Mimmo Lucano, le motivazioni della condanna sul modello Riace

Come riporta Vanessa Ricciardi su Domani, il giudice del tribunale di Locri – Fulvio Accurso – ha riconosciuto la buona fede di Mimmo Lucano e la passione che lo ha portato a creare quel nuovo mondo fatto di accoglienza nella città di Riace. Anche perché, come scritto dal magistrato: “Il processo si fonda su vicende appropriative che lui ha solo in parte sfiorato”. Insomma, queste sono le premesse che sembrano stonare con la sentenza di condanna a 13 anni e 2 mesi. E anche in altri passaggi delle motivazioni si fa riferimento ad accadimenti che non hanno visto Lucano come protagonista. Perché una delle sue “colpe” è stata quella di

“aver tollerato che i suoi più stretti collaboratori avessero posto in essere numerosi reati di cui egli era a conoscenza”.

Mimmo Lucano, secondo i giudici, non era intervenuto per mettere al freno il comportamento doloso e fuori dalla legge di alcuni suoi collaboratori. Il tribunale di Locri, però, spiega che questo atteggiamento dell’allora sindaco di Riace era figlio di esigenze elettorali e di voti che lui stesso non voleva disperdere:

“Dal momento che ciascuno di loro era portatore di un cospicuo pacchetto di voti, a cui lui non aveva inteso rinunciare, per come sarà dimostrato a tempo debito dalla lettura delle sue stesse parole, che si traggono dalle numerose conversazioni presenti in atti”.

E poco importa, hanno sottolineato i giudici nella loro sentenza di condanna, che Mimmo Lucano non abbia tratto alcun vantaggio economico dal modello Riace. Ed è proprio qui che arriva un giudizio durissimo sul suo operato:

“Perché ove ci si fermasse a valutare questa condizione di mera apparenza, si rischierebbe di premiare la sua furbizia, travestita da falsa innocenza, ignorando però l’esistenza di un quadro probatorio di elevata conducenza, che ha restituito al Collegio un’immagine ben diversa da quella che egli ha cercato di accreditare all’esterno”.

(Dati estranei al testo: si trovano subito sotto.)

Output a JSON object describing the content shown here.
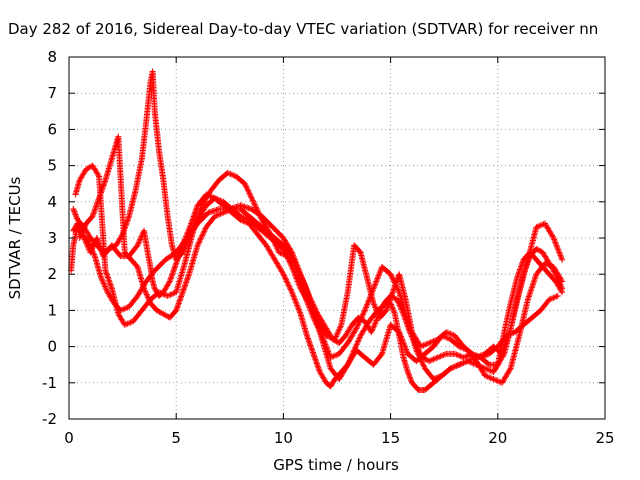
{
  "chart_data": {
    "type": "scatter",
    "title": "Day 282 of 2016, Sidereal Day-to-day VTEC variation (SDTVAR) for receiver nn",
    "xlabel": "GPS time / hours",
    "ylabel": "SDTVAR / TECUs",
    "xlim": [
      0,
      25
    ],
    "ylim": [
      -2,
      8
    ],
    "xticks": [
      0,
      5,
      10,
      15,
      20,
      25
    ],
    "yticks": [
      -2,
      -1,
      0,
      1,
      2,
      3,
      4,
      5,
      6,
      7,
      8
    ],
    "grid": true,
    "marker": "plus",
    "colors": {
      "series": "#ff0000",
      "grid": "#a0a0a0",
      "axis": "#000000"
    },
    "series": [
      {
        "x": [
          0.1,
          0.2,
          0.4,
          0.7,
          1.0,
          1.3,
          1.6,
          2.0,
          2.4,
          2.8,
          3.2,
          3.5,
          3.7,
          3.8,
          3.9,
          4.0,
          4.2,
          4.4,
          4.7,
          5.0,
          5.3,
          5.7,
          6.0,
          6.4,
          6.8,
          7.2,
          7.6,
          8.0,
          8.4,
          8.8,
          9.2,
          9.6,
          10.0,
          10.4,
          10.8,
          11.1,
          11.4,
          11.7,
          12.0,
          12.2,
          12.4,
          12.7,
          13.0,
          13.3,
          13.6,
          14.0,
          14.4,
          14.8,
          15.0,
          15.2,
          15.4,
          15.6,
          15.8,
          16.0,
          16.3,
          16.6,
          17.0,
          17.4,
          17.8,
          18.2,
          18.6,
          19.0,
          19.4,
          19.8,
          20.0,
          20.3,
          20.6,
          20.9,
          21.2,
          21.5,
          21.8,
          22.1,
          22.4,
          22.7,
          23.0
        ],
        "y": [
          2.1,
          2.8,
          3.3,
          3.0,
          2.6,
          3.0,
          2.5,
          2.8,
          2.5,
          2.5,
          2.8,
          3.2,
          2.5,
          2.2,
          1.8,
          1.6,
          1.4,
          1.5,
          1.8,
          2.3,
          2.8,
          3.4,
          3.9,
          4.2,
          4.1,
          3.9,
          3.7,
          3.5,
          3.4,
          3.1,
          2.8,
          2.4,
          2.0,
          1.5,
          0.9,
          0.3,
          -0.2,
          -0.7,
          -1.0,
          -1.1,
          -0.9,
          -0.7,
          -0.5,
          -0.1,
          0.3,
          0.7,
          1.0,
          1.2,
          1.2,
          0.9,
          0.3,
          -0.3,
          -0.7,
          -1.0,
          -1.2,
          -1.2,
          -1.0,
          -0.8,
          -0.6,
          -0.5,
          -0.4,
          -0.5,
          -0.6,
          -0.7,
          -0.5,
          0.4,
          1.2,
          1.9,
          2.4,
          2.6,
          2.4,
          2.2,
          2.0,
          1.8,
          1.5
        ]
      },
      {
        "x": [
          0.2,
          0.4,
          0.6,
          0.9,
          1.2,
          1.5,
          1.8,
          2.1,
          2.4,
          2.8,
          3.2,
          3.6,
          4.0,
          4.5,
          5.0,
          5.5,
          6.0,
          6.5,
          7.0,
          7.5,
          8.0,
          8.5,
          9.0,
          9.5,
          10.0,
          10.4,
          10.8,
          11.2,
          11.6,
          12.0,
          12.3,
          12.6,
          12.9,
          13.2,
          13.5,
          13.8,
          14.1,
          14.4,
          14.7,
          15.0,
          15.3,
          15.6,
          15.9,
          16.2,
          16.5,
          16.8,
          17.2,
          17.6,
          18.0,
          18.4,
          18.8,
          19.2,
          19.6,
          20.0,
          20.3,
          20.6,
          20.9,
          21.2,
          21.5,
          21.8,
          22.1,
          22.4,
          22.7,
          23.0
        ],
        "y": [
          3.2,
          3.4,
          3.1,
          2.9,
          2.5,
          1.9,
          1.5,
          1.2,
          1.0,
          1.1,
          1.4,
          1.8,
          2.1,
          2.4,
          2.6,
          3.0,
          3.4,
          3.7,
          3.8,
          3.8,
          3.9,
          3.8,
          3.6,
          3.3,
          3.0,
          2.6,
          2.0,
          1.4,
          0.9,
          0.5,
          0.2,
          0.1,
          0.3,
          0.6,
          0.8,
          0.7,
          0.4,
          0.8,
          1.2,
          1.4,
          1.3,
          0.9,
          0.4,
          0.0,
          -0.3,
          -0.4,
          -0.3,
          -0.2,
          -0.2,
          -0.3,
          -0.2,
          -0.3,
          -0.5,
          -0.5,
          -0.2,
          0.5,
          1.3,
          2.0,
          2.5,
          2.7,
          2.6,
          2.3,
          2.0,
          1.6
        ]
      },
      {
        "x": [
          0.3,
          0.5,
          0.8,
          1.1,
          1.4,
          1.7,
          2.0,
          2.3,
          2.6,
          3.0,
          3.4,
          3.8,
          4.2,
          4.6,
          5.0,
          5.4,
          5.8,
          6.2,
          6.6,
          7.0,
          7.4,
          7.8,
          8.2,
          8.6,
          9.0,
          9.4,
          9.8,
          10.2,
          10.6,
          11.0,
          11.4,
          11.8,
          12.2,
          12.6,
          13.0,
          13.4,
          13.8,
          14.2,
          14.6,
          15.0,
          15.4,
          15.8,
          16.2,
          16.6,
          17.0,
          17.4,
          17.8,
          18.2,
          18.6,
          19.0,
          19.4,
          19.8,
          20.2,
          20.6,
          21.0,
          21.4,
          21.8,
          22.2,
          22.6,
          23.0
        ],
        "y": [
          4.2,
          4.6,
          4.9,
          5.0,
          4.7,
          2.1,
          1.6,
          0.9,
          0.6,
          0.7,
          1.0,
          1.3,
          1.5,
          1.4,
          1.5,
          2.3,
          3.2,
          3.9,
          4.3,
          4.6,
          4.8,
          4.7,
          4.5,
          4.0,
          3.5,
          3.1,
          2.6,
          2.5,
          2.2,
          1.7,
          1.0,
          0.2,
          -0.6,
          -0.9,
          -0.5,
          -0.1,
          -0.3,
          -0.5,
          -0.2,
          0.6,
          0.4,
          -0.2,
          -0.4,
          -0.2,
          0.0,
          0.3,
          0.2,
          0.0,
          -0.1,
          -0.4,
          -0.8,
          -0.9,
          -1.0,
          -0.6,
          0.3,
          1.3,
          2.0,
          2.3,
          2.2,
          1.8
        ]
      },
      {
        "x": [
          0.2,
          0.4,
          0.7,
          1.0,
          1.3,
          1.6,
          1.9,
          2.2,
          2.5,
          2.8,
          3.1,
          3.4,
          3.6,
          3.8,
          3.9,
          4.0,
          4.2,
          4.4,
          4.6,
          4.8,
          5.0,
          5.3,
          5.6,
          6.0,
          6.4,
          6.8,
          7.2,
          7.6,
          8.0,
          8.4,
          8.8,
          9.2,
          9.6,
          10.0,
          10.5,
          11.0,
          11.4,
          11.8,
          12.2,
          12.6,
          13.0,
          13.4,
          13.8,
          14.2,
          14.6,
          15.0,
          15.4,
          15.8,
          16.2,
          16.6,
          17.0,
          17.4,
          17.8,
          18.2,
          18.6,
          19.0,
          19.4,
          19.8,
          20.2,
          20.6,
          21.0,
          21.4,
          21.8,
          22.2,
          22.6,
          23.0
        ],
        "y": [
          3.8,
          3.5,
          3.3,
          3.0,
          2.8,
          2.6,
          2.7,
          2.8,
          3.1,
          3.6,
          4.3,
          5.2,
          6.2,
          7.3,
          7.6,
          6.5,
          5.4,
          4.6,
          3.6,
          2.8,
          2.4,
          2.6,
          3.0,
          3.5,
          3.9,
          4.1,
          4.0,
          3.8,
          3.8,
          3.6,
          3.4,
          3.2,
          3.0,
          2.8,
          2.4,
          1.4,
          0.8,
          0.3,
          -0.3,
          -0.2,
          0.1,
          0.5,
          1.0,
          1.6,
          2.2,
          2.0,
          1.5,
          0.7,
          -0.1,
          -0.6,
          -0.9,
          -0.8,
          -0.6,
          -0.5,
          -0.4,
          -0.3,
          -0.2,
          0.0,
          -0.2,
          0.5,
          1.5,
          2.4,
          3.3,
          3.4,
          3.0,
          2.4
        ]
      },
      {
        "x": [
          0.5,
          0.8,
          1.1,
          1.4,
          1.7,
          2.0,
          2.3,
          2.6,
          2.9,
          3.2,
          3.5,
          3.8,
          4.1,
          4.4,
          4.7,
          5.0,
          5.3,
          5.6,
          6.0,
          6.4,
          6.8,
          7.2,
          7.6,
          8.0,
          8.4,
          8.8,
          9.2,
          9.6,
          10.0,
          10.4,
          10.8,
          11.2,
          11.6,
          12.0,
          12.4,
          12.7,
          13.0,
          13.3,
          13.6,
          13.9,
          14.2,
          14.5,
          14.8,
          15.1,
          15.4,
          15.7,
          16.0,
          16.4,
          16.8,
          17.2,
          17.6,
          18.0,
          18.4,
          18.8,
          19.2,
          19.6,
          20.0,
          20.4,
          20.8,
          21.2,
          21.6,
          22.0,
          22.4,
          22.8
        ],
        "y": [
          3.0,
          3.4,
          3.6,
          4.1,
          4.6,
          5.2,
          5.8,
          2.6,
          2.4,
          2.2,
          1.6,
          1.2,
          1.0,
          0.9,
          0.8,
          1.0,
          1.5,
          2.0,
          2.8,
          3.3,
          3.6,
          3.7,
          3.8,
          3.6,
          3.5,
          3.3,
          3.1,
          2.9,
          2.7,
          2.2,
          1.6,
          1.2,
          0.7,
          0.3,
          0.2,
          0.6,
          1.5,
          2.8,
          2.6,
          1.9,
          1.2,
          0.8,
          1.0,
          1.5,
          2.0,
          1.3,
          0.4,
          0.0,
          0.1,
          0.2,
          0.4,
          0.3,
          0.0,
          -0.2,
          -0.3,
          -0.2,
          0.0,
          0.3,
          0.4,
          0.6,
          0.8,
          1.0,
          1.3,
          1.4
        ]
      }
    ]
  }
}
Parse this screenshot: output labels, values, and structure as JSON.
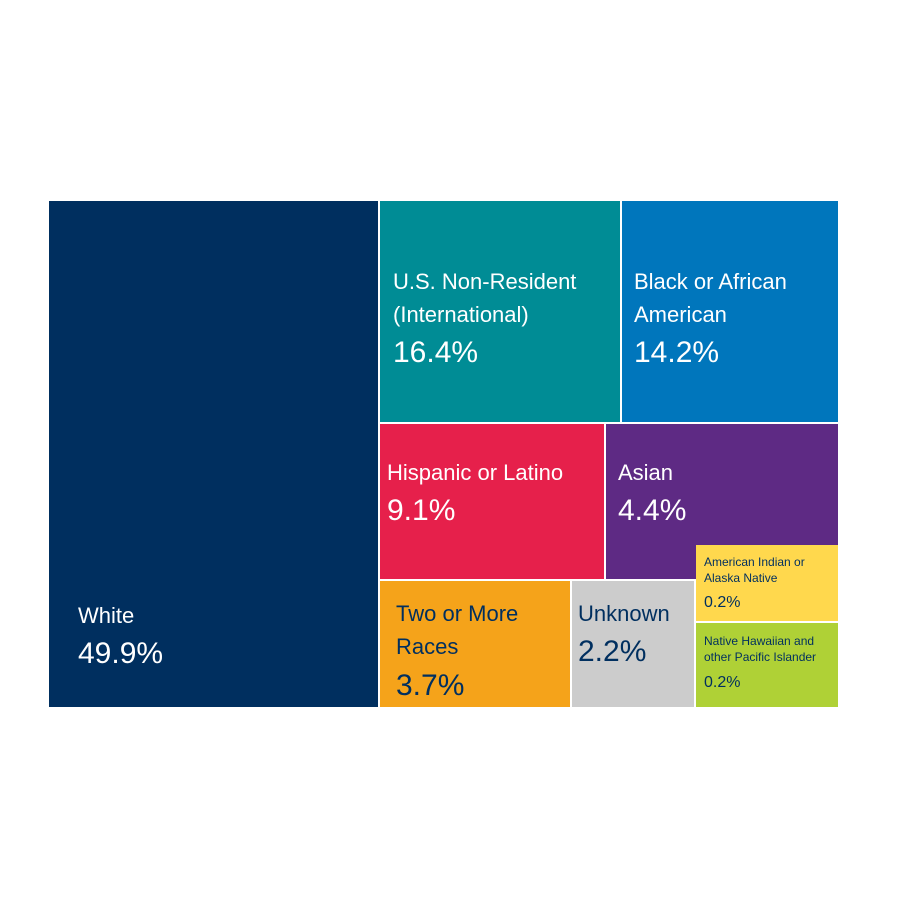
{
  "chart_data": {
    "type": "treemap",
    "title": "",
    "unit": "%",
    "items": [
      {
        "label": "White",
        "value": 49.9,
        "display": "49.9%",
        "color": "#002f5f",
        "text_color": "#ffffff"
      },
      {
        "label": "U.S. Non-Resident\n(International)",
        "value": 16.4,
        "display": "16.4%",
        "color": "#008c95",
        "text_color": "#ffffff"
      },
      {
        "label": "Black or African\nAmerican",
        "value": 14.2,
        "display": "14.2%",
        "color": "#0076bc",
        "text_color": "#ffffff"
      },
      {
        "label": "Hispanic or Latino",
        "value": 9.1,
        "display": "9.1%",
        "color": "#e6204b",
        "text_color": "#ffffff"
      },
      {
        "label": "Asian",
        "value": 4.4,
        "display": "4.4%",
        "color": "#5e2a84",
        "text_color": "#ffffff"
      },
      {
        "label": "Two or More\nRaces",
        "value": 3.7,
        "display": "3.7%",
        "color": "#f5a31a",
        "text_color": "#002f5f"
      },
      {
        "label": "Unknown",
        "value": 2.2,
        "display": "2.2%",
        "color": "#cccccc",
        "text_color": "#002f5f"
      },
      {
        "label": "American Indian or\nAlaska Native",
        "value": 0.2,
        "display": "0.2%",
        "color": "#ffd84d",
        "text_color": "#002f5f"
      },
      {
        "label": "Native Hawaiian and\nother Pacific Islander",
        "value": 0.2,
        "display": "0.2%",
        "color": "#afd136",
        "text_color": "#002f5f"
      }
    ]
  }
}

Secondo i giudici del Tribunale di Locri, una parte dei fondi richiesti dal Comune di Riace per l’accoglienza sarebbero stati destinati all’acquisto di un frantoio e di due immobili che sarebbero dovuti diventare alberghi per i turisti. I magistrati, anche in questo caso, ci vanno giù duri perché, secondo loro, tutto ciò rappresentava una:

“una forma sicura di suo arricchimento personale, su cui egli sapeva di poter contare a fine carriera, per garantirsi una tranquillità economica che riteneva gli spettasse, sentendosi ormai stanco per quanto già realizzato in quello specifico settore, per come dallo stesso rivelato nel corso delle ambientali che sono state esaminate”.